Ich lasse aber dennoch mal ein Unentschieden gelten.

Big Ball of Mud
Greift auf die noch vom vorigen Link bekannte Definition des
Big Ball of Mud
zurück und verweist außerdem auf den Wikipedia-Artikel zu Spaghetti-Code (siehe oben). Ergo bestätigt auch dieser Link, dass der Kommentator mit seiner Kritik Recht hatte.

Insgesamt zeigen von vier „wahllos ausgewählten“ Links mindestens drei, dass es sehr wohl eine gebräuchliche Vorstellung davon gibt, was mit Spaghetti-Code gemeint ist (beim vierten wird es schlicht und ergreifend nicht deutlich) und sie entspricht nicht dem, was dieTilde dafür hält. Insbesondere ist Spaghetti-Code entgegen ihrer Behauptung sehr wohl Spaghetti-Code!

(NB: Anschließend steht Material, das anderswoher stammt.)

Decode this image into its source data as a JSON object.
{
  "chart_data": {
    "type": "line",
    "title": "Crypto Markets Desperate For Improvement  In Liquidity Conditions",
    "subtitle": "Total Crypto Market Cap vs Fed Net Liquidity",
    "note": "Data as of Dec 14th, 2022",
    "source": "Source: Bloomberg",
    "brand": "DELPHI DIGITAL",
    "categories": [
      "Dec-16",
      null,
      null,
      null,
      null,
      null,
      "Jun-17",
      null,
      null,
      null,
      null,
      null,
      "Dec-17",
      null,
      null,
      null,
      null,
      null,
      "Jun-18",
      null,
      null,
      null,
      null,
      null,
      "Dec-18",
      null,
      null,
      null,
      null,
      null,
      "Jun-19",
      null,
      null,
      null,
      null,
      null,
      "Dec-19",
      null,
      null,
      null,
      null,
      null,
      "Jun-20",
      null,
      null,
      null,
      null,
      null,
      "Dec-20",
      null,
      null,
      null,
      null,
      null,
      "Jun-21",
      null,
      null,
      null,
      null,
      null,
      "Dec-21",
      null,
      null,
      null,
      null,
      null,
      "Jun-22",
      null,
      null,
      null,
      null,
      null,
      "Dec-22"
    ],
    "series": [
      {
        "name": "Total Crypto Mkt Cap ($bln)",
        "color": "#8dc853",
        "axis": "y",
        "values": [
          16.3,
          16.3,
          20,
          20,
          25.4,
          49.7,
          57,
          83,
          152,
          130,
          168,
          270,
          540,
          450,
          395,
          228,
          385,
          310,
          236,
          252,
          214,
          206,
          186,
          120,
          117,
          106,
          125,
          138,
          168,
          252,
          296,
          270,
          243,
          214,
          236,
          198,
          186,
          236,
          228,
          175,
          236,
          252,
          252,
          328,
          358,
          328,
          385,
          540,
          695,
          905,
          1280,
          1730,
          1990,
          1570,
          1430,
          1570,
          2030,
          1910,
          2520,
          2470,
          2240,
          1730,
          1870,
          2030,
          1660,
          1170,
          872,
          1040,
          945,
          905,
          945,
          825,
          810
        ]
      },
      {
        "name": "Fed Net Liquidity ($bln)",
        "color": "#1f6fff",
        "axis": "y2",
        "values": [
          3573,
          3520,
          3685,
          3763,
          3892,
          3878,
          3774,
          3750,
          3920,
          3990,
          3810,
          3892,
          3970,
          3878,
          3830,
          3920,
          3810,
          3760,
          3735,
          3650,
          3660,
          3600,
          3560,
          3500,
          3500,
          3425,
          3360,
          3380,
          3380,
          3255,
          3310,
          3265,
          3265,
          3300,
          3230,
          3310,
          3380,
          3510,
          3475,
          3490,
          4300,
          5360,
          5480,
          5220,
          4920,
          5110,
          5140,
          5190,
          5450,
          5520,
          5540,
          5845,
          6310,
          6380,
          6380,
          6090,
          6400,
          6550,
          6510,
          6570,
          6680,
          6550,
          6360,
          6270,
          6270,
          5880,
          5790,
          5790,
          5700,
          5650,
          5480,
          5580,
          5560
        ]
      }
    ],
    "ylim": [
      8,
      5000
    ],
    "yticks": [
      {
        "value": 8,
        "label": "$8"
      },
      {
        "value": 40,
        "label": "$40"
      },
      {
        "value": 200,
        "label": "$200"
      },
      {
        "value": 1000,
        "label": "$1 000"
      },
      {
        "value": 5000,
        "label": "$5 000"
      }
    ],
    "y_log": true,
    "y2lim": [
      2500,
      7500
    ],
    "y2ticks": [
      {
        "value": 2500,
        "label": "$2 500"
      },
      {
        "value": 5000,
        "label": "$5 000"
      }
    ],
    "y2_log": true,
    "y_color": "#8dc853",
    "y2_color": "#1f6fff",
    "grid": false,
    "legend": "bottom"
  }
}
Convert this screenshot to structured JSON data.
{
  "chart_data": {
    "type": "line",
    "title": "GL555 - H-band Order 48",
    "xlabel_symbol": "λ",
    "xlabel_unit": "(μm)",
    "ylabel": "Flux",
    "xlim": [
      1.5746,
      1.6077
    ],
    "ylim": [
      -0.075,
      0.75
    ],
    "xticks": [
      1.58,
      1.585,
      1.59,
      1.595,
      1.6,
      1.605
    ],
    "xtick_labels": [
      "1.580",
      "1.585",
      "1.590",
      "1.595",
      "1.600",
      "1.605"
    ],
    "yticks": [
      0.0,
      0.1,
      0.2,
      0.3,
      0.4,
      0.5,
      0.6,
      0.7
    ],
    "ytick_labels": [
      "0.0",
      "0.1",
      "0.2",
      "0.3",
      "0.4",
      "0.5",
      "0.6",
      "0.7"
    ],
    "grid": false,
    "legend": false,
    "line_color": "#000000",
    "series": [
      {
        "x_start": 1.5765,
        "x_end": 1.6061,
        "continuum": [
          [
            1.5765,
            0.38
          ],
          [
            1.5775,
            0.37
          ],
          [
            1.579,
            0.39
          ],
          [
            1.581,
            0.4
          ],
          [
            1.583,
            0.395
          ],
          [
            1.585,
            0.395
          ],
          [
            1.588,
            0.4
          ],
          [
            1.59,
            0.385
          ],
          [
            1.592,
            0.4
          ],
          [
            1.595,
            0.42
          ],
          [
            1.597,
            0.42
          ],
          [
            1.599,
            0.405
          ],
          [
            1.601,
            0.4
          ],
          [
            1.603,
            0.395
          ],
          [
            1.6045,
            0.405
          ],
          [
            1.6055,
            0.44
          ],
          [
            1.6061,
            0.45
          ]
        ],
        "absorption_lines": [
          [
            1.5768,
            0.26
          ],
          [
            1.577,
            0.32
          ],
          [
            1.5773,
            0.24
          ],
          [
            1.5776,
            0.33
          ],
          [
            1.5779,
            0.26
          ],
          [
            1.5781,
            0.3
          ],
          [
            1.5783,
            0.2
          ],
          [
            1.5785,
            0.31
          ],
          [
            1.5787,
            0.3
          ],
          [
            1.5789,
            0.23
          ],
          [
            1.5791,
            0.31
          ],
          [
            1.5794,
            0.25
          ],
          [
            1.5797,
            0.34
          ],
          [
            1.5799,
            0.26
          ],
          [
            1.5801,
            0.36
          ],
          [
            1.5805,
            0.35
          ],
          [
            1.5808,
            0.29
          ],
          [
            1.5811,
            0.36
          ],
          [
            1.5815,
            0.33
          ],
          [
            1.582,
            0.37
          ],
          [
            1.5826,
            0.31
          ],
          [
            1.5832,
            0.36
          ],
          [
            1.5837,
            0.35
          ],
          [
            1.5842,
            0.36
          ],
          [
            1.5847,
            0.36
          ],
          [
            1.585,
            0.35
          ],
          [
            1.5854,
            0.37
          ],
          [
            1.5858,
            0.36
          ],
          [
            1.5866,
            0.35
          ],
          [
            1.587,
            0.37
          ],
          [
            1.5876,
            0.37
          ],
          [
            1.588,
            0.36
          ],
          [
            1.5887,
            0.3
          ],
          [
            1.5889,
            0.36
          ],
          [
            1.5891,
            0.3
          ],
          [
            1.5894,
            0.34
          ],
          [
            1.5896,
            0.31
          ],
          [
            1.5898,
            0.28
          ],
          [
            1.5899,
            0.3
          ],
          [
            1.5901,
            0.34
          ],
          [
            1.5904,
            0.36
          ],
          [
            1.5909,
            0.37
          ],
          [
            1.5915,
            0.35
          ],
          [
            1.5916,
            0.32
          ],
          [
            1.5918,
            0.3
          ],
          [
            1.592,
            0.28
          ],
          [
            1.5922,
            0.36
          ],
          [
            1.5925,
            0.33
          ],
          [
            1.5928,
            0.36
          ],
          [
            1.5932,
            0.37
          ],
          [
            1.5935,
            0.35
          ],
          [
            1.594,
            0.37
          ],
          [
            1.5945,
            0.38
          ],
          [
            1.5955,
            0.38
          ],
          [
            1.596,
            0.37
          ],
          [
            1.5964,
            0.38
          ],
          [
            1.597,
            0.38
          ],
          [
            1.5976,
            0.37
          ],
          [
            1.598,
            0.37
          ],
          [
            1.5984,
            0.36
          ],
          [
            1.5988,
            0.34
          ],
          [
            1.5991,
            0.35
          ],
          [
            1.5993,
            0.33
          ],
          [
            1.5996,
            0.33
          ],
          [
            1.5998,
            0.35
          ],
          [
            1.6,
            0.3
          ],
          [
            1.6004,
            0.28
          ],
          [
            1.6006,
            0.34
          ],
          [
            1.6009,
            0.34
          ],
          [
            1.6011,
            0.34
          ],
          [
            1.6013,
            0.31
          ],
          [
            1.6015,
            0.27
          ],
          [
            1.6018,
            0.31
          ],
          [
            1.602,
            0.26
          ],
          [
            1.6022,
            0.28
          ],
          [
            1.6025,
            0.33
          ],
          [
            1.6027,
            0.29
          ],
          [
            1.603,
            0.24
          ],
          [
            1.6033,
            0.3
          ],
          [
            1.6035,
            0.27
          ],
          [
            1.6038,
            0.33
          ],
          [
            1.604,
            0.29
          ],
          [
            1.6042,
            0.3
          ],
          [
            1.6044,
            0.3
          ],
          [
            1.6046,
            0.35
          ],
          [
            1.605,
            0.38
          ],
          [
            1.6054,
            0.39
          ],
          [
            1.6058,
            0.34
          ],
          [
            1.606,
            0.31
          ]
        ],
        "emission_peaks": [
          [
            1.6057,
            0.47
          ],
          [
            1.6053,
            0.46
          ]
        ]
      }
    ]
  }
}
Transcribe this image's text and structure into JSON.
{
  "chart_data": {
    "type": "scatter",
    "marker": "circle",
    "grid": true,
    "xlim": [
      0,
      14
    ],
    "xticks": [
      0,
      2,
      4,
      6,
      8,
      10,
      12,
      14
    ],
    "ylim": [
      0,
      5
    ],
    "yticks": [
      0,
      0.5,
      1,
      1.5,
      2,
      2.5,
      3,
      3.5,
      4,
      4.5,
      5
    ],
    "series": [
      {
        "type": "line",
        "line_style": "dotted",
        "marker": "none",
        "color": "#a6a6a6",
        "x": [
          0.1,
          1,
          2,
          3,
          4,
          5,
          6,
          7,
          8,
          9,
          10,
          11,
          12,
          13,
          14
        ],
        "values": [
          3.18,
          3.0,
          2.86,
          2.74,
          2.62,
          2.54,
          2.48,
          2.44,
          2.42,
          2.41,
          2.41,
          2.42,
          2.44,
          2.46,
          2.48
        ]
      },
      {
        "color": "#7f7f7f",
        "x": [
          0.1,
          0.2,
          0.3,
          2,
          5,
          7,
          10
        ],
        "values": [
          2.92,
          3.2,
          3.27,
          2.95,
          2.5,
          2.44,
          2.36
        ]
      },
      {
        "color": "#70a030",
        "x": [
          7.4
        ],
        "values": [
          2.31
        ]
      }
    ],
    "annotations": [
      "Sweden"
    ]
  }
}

Nun frage ich mich, ob sie ihren eigenen Links nicht gefolgt ist, und daher gar nicht wusste, was dort steht, dann wäre lediglich unklug, in dieser Art auf sie zu verweisen, oder – und das ist, was ich befürchte – sie ist ihnen sehr wohl gefolgt und hält sie für eine Bestätigung ihrer Ansichten. Dann würde sie sich tatsächlich von Fakten nicht beirren lassen.